Работа отдела поэзии подвергалась острой критике на собрании партийной организации и заседании редакционной коллегии журнала. Партийное собрание и редакционная коллегия выразили единодушное мнение о невозможности дальнейшей работы т. Ласкиной в редакции журнала.
Приказываю: За допущенные грубые идейные ошибки и политическую неразборчивость (ну не могу смолчать: помните – ее “четверку” по “основам марксизма-ленинизма” в Литинституте? Вот когда только загноилась у беспартийной мамаши эта червоточина! – А. С.).

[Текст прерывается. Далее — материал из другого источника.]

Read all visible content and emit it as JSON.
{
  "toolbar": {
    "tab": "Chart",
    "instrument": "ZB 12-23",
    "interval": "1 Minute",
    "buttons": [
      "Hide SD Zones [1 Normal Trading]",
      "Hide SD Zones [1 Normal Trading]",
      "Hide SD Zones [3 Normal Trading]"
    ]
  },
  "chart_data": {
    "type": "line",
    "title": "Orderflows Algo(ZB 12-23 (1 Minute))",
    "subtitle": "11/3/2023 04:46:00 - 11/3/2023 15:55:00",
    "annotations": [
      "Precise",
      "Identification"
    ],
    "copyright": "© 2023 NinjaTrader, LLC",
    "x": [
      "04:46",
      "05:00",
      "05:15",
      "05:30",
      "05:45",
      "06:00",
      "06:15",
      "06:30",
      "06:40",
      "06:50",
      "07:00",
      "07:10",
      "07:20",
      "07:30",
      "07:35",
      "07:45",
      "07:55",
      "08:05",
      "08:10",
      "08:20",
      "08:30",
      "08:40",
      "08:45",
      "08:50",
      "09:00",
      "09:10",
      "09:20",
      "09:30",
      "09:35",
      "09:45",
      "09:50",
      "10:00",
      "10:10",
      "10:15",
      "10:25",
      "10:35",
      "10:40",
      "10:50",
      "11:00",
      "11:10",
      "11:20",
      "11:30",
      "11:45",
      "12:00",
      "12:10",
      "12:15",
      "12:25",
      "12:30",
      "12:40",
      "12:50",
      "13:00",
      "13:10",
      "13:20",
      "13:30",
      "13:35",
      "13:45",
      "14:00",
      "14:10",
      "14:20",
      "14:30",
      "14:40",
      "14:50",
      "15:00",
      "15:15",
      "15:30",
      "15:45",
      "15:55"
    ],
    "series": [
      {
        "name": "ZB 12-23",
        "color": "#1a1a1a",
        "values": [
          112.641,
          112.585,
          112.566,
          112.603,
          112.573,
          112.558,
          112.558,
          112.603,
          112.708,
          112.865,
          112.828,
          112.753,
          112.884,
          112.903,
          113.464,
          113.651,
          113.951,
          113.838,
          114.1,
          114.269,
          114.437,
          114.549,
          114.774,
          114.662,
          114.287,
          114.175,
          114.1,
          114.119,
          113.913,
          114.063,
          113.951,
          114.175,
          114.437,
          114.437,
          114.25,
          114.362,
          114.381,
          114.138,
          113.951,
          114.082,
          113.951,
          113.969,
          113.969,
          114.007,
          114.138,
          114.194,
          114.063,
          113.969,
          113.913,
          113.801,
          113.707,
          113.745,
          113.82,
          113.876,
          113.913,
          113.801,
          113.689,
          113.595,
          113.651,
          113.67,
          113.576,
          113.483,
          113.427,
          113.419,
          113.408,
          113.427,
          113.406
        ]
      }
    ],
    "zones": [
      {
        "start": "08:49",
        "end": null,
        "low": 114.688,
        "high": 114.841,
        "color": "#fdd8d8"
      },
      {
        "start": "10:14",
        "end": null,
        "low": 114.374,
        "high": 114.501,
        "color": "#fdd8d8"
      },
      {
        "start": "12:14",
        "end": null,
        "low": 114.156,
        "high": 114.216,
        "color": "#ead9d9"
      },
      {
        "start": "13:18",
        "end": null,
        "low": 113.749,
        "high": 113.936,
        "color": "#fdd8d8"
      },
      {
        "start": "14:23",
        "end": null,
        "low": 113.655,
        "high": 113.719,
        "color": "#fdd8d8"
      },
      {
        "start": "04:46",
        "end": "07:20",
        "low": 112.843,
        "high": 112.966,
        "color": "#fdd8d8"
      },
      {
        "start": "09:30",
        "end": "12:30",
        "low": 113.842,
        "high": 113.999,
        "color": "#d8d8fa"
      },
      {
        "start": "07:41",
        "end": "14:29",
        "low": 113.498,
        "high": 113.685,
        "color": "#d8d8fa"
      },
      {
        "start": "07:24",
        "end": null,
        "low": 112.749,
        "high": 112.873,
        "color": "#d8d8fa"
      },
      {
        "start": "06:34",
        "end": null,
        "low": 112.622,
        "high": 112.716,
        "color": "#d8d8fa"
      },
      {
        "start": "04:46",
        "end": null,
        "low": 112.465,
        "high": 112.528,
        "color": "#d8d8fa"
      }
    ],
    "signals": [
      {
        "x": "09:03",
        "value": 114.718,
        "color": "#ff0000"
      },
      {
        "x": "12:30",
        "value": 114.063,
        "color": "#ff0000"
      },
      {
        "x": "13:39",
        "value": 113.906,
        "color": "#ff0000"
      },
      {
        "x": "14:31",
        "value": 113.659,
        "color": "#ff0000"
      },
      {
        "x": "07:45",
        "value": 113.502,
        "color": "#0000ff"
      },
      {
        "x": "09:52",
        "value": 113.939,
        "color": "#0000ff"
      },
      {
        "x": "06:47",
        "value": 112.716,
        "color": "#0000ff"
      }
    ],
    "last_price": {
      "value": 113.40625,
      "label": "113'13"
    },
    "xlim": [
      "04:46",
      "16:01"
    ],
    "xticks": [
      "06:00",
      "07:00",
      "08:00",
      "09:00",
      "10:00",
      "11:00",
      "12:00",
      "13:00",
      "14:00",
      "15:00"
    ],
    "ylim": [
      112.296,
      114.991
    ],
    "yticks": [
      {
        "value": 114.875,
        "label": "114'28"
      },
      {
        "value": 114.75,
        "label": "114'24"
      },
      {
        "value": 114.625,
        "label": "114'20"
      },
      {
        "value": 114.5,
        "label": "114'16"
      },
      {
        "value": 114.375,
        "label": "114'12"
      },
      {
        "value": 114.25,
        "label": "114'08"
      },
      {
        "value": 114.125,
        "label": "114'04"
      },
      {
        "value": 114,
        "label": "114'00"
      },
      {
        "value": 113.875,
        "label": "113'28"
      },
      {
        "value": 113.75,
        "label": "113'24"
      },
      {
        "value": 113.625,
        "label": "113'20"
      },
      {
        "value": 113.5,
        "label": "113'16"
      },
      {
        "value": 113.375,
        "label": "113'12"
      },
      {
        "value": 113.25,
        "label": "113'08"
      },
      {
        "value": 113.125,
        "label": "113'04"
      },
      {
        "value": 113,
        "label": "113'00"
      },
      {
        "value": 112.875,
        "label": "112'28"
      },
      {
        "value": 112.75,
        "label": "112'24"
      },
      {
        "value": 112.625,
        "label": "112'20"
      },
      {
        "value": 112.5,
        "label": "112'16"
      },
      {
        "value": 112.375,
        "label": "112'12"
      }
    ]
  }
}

Освободить с 8 апреля с. г. Ласкину Е. С. от работы в журнале.
Приказ довести до сведения всех сотрудников редакции. Потребовать от зав. отделами усиления политической бдительности и контроля за идейным содержанием публикуемых материалов.
Давно прошли оттепельные времена создававшего журнал Николая Атарова, проходили времена и либерала Евгения Поповкина, вошедшего в историю литературы редактора, впервые напечатавшего «Мастера и Маргариту». Пришли времена стилистов. Слово «идейно» употребляется в этом коротком, но выразительном нелитературном произведении пять раз. А главная подлость документа в том, что подписавший его подонок отлично знал, что до пенсии Евгении Самойловне оставалось меньше полугода. Но в его журнале – Ласкина, Алигер, Шехтер и Липкин – столько безыдейных евреев, и все в «Москве» у Алексеева, – это конечно же было невозможно. Мать переписала этот приказ на память – от руки, так он и запечатлен в архиве – ее почерком.
А жизнь продолжалась. Уже вне редакции мать пестовала, кохала и поддерживала новое поколение поэтов. Появился в доме Иван Жданов. Мать честно признавалась, что стихов его не понимает, но верила в его предназначение. Появились Лариса Миллер, Лена Шувалова, Саша Радковский. Последней появилась четырнадцатилетняя Нина Грачева – кто-то кому-то сказал, что вот есть такая женщина, понимающая в стихах, и папа-шофер привел к ней обезумевшую, ошалевшую от стихов дочку… Когда несколько лет спустя ее не приняли в Литинститут, мать растормошила всю поэтическую Москву, дозвонилась, достучалась, добилась. И – кто раз в неделю, кто в две, кто в месяц, письменно или изустно – по крайней мере десяток цыплят разного возраста являлись к своей наседке. Со стихами и с детьми, с публикациями и с болезнями, с любовями и с друзьями. И число их не уменьшалось. Теперь мате ри нет. И осиротели давно уже выросшие девочки и мальчики.
Матери моей – до последнего дня – было присуще недоверие к официальной истории. В нарушение Главной Заповеди оруэлловского министерства она хранила газетные вырезки, машинописные рукописи, переписывала от руки ненапечатанные стихи.
Последняя по дате – вырезка из «Московских новостей»: некролог в память Виктора Платоновича Некрасова. Сколько с тех пор прошло? Всего ничего, и уже забылось, что сам факт такой публикации был событием, почти сенсацией, чьим-то мужеством, чьим-то поступком. Уникальных материалов в этом разделе нет. Сейчас, в свете печатного бума последних лет, хранение их кажется бессмысленным. Но как выкинуть полную машинную перепечатку «Колымских рассказов», в свое время схороненную по просьбе Варлама Тихоновича Шаламова? Или толстенную папку с надписью «Демьян Бедный, том 1», скрывавшую подслеповатую – тех самых самиздатовских лет – перепечатку «В круге первом».